As with the portrayal of Scully’s sexuality in episodes like Never Again, there is a sense that the show is employing a double-standard. Mulder is never redefined as a father figure in a comparable way. (Outside of Scully’s daddy issues.)

Bad and mad...

Bad and mad…

There are other unsettling aspects of The Post-Modern Prometheus, most notably the script’s portrayal of Doctor Pollidori. Despite the fact that his father conducted experiments upon members of the community without their consent, Doctor Pollidori is very much the villain of the piece. Tellingly, the episode ends with Pollidori locked in the back of a police car while the accomplice of a serial rapist gets to enjoy a private concert from Cher. Even before he is explicitly identified as the villain, Pollidori is still presented as a deeply unpleasant man.

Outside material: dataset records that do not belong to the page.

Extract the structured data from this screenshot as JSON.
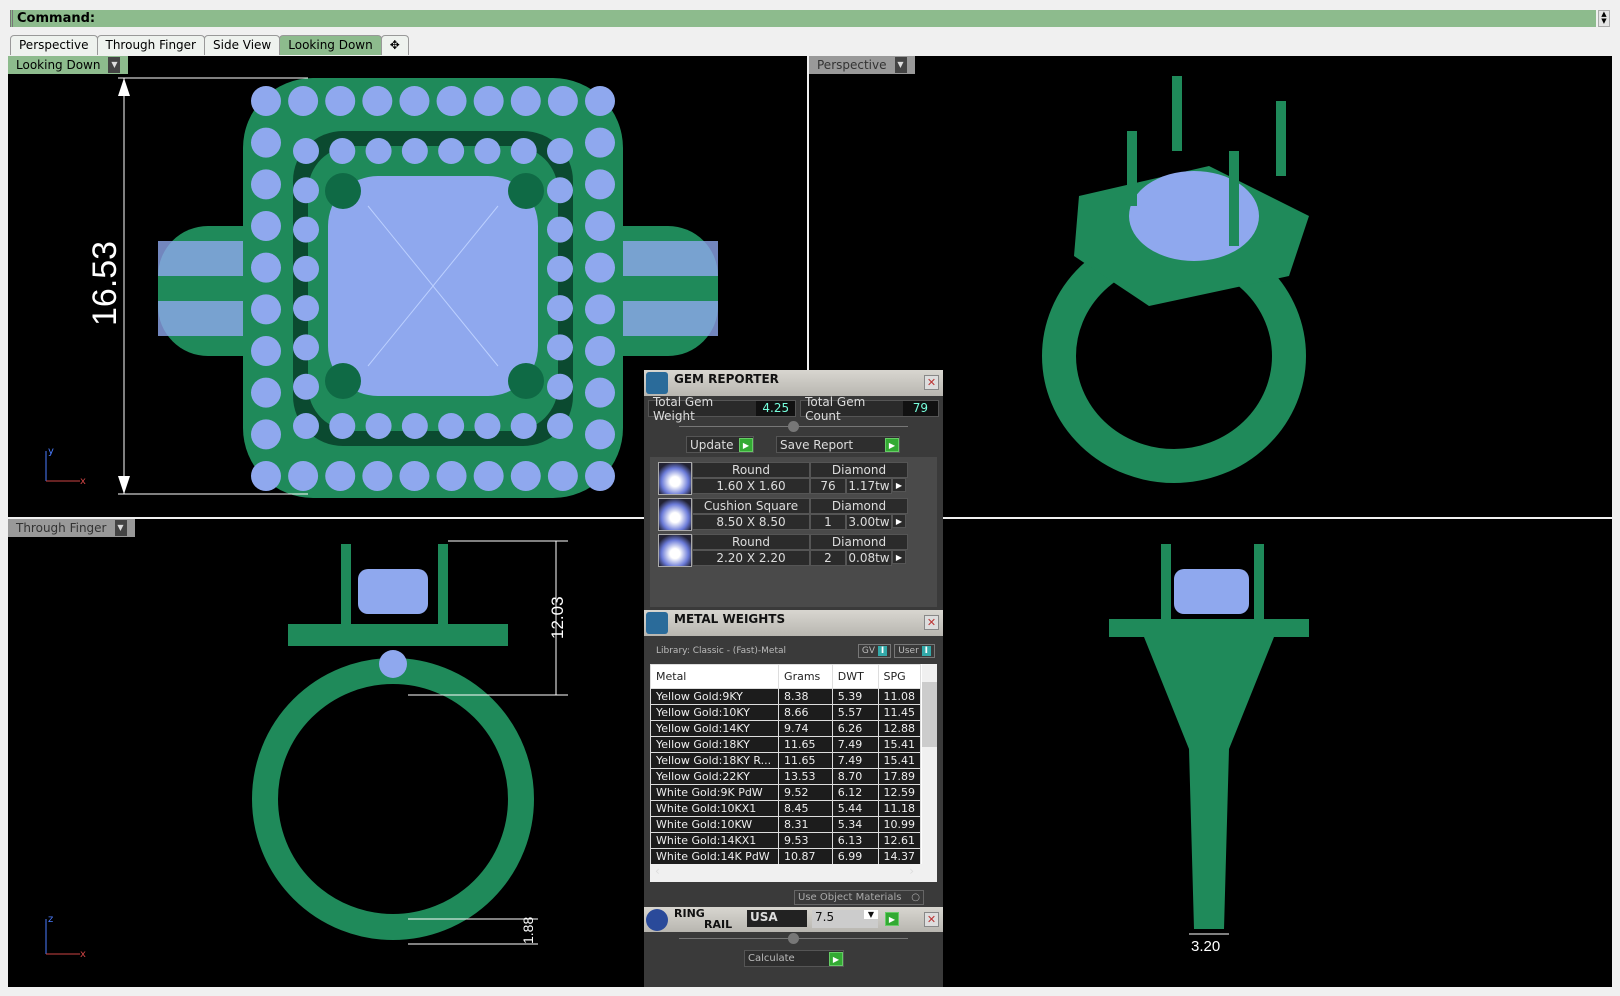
{
  "command": {
    "label": "Command:"
  },
  "tabs": [
    {
      "label": "Perspective"
    },
    {
      "label": "Through Finger"
    },
    {
      "label": "Side View"
    },
    {
      "label": "Looking Down",
      "active": true
    },
    {
      "label": "✥"
    }
  ],
  "viewports": {
    "top_left": {
      "label": "Looking Down",
      "dimension": "16.53",
      "axes": [
        "y",
        "x"
      ]
    },
    "top_right": {
      "label": "Perspective"
    },
    "bottom_left": {
      "label": "Through Finger",
      "dimensions": [
        "12.03",
        "1.88"
      ],
      "axes": [
        "z",
        "x"
      ]
    },
    "bottom_right": {
      "dimension": "3.20"
    }
  },
  "gem_reporter": {
    "title": "GEM REPORTER",
    "total_weight_label": "Total Gem Weight",
    "total_weight": "4.25",
    "total_count_label": "Total Gem Count",
    "total_count": "79",
    "update": "Update",
    "save_report": "Save Report",
    "gems": [
      {
        "shape": "Round",
        "size": "1.60 X 1.60",
        "type": "Diamond",
        "count": "76",
        "weight": "1.17tw"
      },
      {
        "shape": "Cushion Square",
        "size": "8.50 X 8.50",
        "type": "Diamond",
        "count": "1",
        "weight": "3.00tw"
      },
      {
        "shape": "Round",
        "size": "2.20 X 2.20",
        "type": "Diamond",
        "count": "2",
        "weight": "0.08tw"
      }
    ]
  },
  "metal_weights": {
    "title": "METAL WEIGHTS",
    "library": "Library: Classic - (Fast)-Metal",
    "gv": "GV",
    "user": "User",
    "columns": [
      "Metal",
      "Grams",
      "DWT",
      "SPG"
    ],
    "rows": [
      [
        "Yellow Gold:9KY",
        "8.38",
        "5.39",
        "11.08"
      ],
      [
        "Yellow Gold:10KY",
        "8.66",
        "5.57",
        "11.45"
      ],
      [
        "Yellow Gold:14KY",
        "9.74",
        "6.26",
        "12.88"
      ],
      [
        "Yellow Gold:18KY",
        "11.65",
        "7.49",
        "15.41"
      ],
      [
        "Yellow Gold:18KY R...",
        "11.65",
        "7.49",
        "15.41"
      ],
      [
        "Yellow Gold:22KY",
        "13.53",
        "8.70",
        "17.89"
      ],
      [
        "White Gold:9K PdW",
        "9.52",
        "6.12",
        "12.59"
      ],
      [
        "White Gold:10KX1",
        "8.45",
        "5.44",
        "11.18"
      ],
      [
        "White Gold:10KW",
        "8.31",
        "5.34",
        "10.99"
      ],
      [
        "White Gold:14KX1",
        "9.53",
        "6.13",
        "12.61"
      ],
      [
        "White Gold:14K PdW",
        "10.87",
        "6.99",
        "14.37"
      ]
    ],
    "use_object_materials": "Use Object Materials"
  },
  "ring_rail": {
    "title_1": "RING",
    "title_2": "RAIL",
    "standard": "USA",
    "size": "7.5",
    "calculate": "Calculate"
  },
  "colors": {
    "metal": "#1f8a5a",
    "gem": "#8fa8ee",
    "accent": "#8dbb8d"
  }
}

The Great Mutato offers a fairly succinct summary of how The Post-Modern Prometheus treats Pollidori. The Great Mutato refers to Pollidori as “a spiteful, hateful man of science incapable of the deeper sentiments”, reinforcing the stereotypical idea that scientists are ruthless and amoral – out of touch with the world around them. While Pollidori’s father does not understand the science that he is using, it seems that the script is more sympathetic. It seems that his heart was in the right place when he drugged all those women and impregnated them without their consent.

A lot to chew over...

A lot to chew over…

It could be argued that The Post-Modern Prometheus simply inherits this attitude from its source material. After all, Victor Frankenstein was hardly the posterboy for responsible scientific research. At the same time, the final text of Frankenstein does suggest Victor is at least remotely sympathetic. That said, Anne Kostelanetz Mellor suggests in her biography of Mary Shelley that it was Percy Shelley who softened the portrayal of Victor in the finished text:

Percy Shelley consistently read Victor Frankenstein sympathetically. As his review of the novel concludes, Frankenstein was not a perpetrator but only “the victim” of evil. Throughout the original text, Mary Shelley stressed Frankenstein’s capacity for self-deception, while Percy, sometimes as blind as Frankenstein himself, softened or eliminated his errors.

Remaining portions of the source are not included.